I remember. I was about to tell you that the fabricated steel assembly that accommodates the new motor and winch for the lower funicular arrived yesterday. Courtesy of Hugh McNab and son. It is pretty cool.
‘Course, it being Read Island and all, we stopped first (before starting) to have Sally’s lunch. She had prepared it before leaving for book club. And then, by the time we got to the task of attaching the assembly, time had run out in the day and so we didn’t actually get it done. Sort of. We got it from the boat and into place but have to adjust a few bolts and things to make it fit.
And then I messed about with some bolts for awhile until I got bored. Which didn’t take long. It think it began to drizzle, too. And then I needed some tea. Is the picture becoming more clear?

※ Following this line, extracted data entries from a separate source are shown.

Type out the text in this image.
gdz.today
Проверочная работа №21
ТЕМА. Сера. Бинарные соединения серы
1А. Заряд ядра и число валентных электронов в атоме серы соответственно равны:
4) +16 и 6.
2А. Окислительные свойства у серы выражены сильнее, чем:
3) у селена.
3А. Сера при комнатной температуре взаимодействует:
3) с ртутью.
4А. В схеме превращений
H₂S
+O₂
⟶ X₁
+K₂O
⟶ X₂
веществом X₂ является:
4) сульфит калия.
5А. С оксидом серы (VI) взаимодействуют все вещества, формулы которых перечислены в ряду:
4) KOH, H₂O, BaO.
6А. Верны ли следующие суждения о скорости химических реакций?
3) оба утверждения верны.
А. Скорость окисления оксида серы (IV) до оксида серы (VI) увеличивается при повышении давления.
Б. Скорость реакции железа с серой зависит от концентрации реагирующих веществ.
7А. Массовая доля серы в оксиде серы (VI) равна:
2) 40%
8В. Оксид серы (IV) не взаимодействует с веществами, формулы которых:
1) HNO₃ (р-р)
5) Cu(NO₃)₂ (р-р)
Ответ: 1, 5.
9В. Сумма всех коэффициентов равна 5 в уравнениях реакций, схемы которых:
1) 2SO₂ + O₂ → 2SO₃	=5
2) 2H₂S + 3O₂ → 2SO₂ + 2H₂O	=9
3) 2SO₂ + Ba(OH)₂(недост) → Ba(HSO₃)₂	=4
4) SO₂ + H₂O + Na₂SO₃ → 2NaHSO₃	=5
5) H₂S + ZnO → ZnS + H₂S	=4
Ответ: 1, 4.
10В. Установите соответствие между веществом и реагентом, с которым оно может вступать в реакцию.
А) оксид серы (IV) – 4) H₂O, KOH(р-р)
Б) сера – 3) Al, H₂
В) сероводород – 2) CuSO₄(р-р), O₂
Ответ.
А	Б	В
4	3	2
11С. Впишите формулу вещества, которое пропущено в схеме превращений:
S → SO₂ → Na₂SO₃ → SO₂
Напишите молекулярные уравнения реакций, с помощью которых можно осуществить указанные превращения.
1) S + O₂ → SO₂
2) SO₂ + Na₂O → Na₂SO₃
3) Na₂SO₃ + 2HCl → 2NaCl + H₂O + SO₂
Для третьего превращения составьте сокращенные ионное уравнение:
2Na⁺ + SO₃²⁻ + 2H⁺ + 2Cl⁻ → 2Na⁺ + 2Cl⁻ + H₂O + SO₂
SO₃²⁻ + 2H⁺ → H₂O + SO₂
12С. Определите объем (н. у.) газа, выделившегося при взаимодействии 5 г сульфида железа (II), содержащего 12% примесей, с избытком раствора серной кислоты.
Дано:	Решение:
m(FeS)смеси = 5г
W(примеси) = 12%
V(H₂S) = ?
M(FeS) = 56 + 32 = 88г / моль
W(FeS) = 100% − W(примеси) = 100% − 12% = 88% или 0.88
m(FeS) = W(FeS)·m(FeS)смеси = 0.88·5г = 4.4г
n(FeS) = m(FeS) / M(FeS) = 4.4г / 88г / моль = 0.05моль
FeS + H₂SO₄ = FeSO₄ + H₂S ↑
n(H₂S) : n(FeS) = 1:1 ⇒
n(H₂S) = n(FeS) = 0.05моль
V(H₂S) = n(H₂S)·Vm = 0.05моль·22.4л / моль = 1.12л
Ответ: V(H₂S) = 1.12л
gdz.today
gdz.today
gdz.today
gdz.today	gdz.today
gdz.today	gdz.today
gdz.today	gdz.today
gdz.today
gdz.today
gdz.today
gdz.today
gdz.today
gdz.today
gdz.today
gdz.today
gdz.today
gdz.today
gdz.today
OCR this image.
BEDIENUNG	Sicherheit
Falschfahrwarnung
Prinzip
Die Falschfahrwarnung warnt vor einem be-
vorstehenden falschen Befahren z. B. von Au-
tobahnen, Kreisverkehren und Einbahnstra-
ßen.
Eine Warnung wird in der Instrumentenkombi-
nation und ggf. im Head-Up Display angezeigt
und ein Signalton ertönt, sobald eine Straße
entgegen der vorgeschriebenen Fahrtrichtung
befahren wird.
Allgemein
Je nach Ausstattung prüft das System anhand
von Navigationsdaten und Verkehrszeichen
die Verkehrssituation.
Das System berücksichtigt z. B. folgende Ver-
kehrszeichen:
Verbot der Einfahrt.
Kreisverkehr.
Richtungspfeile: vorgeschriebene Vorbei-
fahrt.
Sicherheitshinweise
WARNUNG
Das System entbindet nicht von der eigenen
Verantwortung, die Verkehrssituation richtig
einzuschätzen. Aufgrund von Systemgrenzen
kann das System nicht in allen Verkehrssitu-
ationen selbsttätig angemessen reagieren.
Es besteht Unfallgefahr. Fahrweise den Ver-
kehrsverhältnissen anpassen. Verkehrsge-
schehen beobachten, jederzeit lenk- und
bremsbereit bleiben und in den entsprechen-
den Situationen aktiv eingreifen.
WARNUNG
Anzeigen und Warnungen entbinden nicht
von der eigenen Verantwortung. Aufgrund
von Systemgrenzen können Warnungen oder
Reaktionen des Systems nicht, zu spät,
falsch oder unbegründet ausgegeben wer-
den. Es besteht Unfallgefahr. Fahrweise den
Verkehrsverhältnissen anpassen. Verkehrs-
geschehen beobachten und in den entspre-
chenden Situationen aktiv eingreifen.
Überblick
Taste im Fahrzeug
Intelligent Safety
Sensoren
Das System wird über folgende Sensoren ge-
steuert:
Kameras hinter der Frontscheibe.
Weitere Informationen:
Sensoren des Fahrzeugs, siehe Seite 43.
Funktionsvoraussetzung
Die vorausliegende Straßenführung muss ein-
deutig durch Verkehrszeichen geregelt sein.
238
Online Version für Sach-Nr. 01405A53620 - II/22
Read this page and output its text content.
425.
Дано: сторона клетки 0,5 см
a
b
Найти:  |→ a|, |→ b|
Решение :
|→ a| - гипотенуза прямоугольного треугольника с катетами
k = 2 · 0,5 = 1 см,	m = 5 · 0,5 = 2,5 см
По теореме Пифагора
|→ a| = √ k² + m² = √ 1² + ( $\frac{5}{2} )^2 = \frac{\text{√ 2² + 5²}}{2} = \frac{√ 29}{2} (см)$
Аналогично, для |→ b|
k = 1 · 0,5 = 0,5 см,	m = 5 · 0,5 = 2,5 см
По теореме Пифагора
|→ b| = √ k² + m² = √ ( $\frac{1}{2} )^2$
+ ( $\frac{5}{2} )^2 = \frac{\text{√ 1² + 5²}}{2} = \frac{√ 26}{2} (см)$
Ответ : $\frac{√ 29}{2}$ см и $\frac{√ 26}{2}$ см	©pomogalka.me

You may recall that in earlier posts I explained that the Read Island pace is a smidge sluggish at times. This suits me well as I am currently running at ‘sluggish’ most of the time myself. We’ll get to it. Eventually. It will take me way too long to do the job by even Mexican standards but, then again, I am only working to please myself and I can rationalize just about anything for the sake of procrastination. So, I am pleased for now. And I may be able to stretch this ‘being pleased’ for a couple of months before the need to make progress rears it’s ugly head again. We’ll see.
The thing about steel fabrication is it results, usually, in heavy things. And – don’t you know – the heavy things are never fabricated in situ. They have to moved. Of course, moving heavy steel on a rock and barnacles strewn beach is something I have become familiar with and I have to say is part of the reason I have embraced the pace of this island so well. “Let’s let the welds ripen for a week or so?” Lifting steel in the rain while walking on seaweed laying on a twenty five degree slope is not easy.
I just have to wait until Sal is up for it.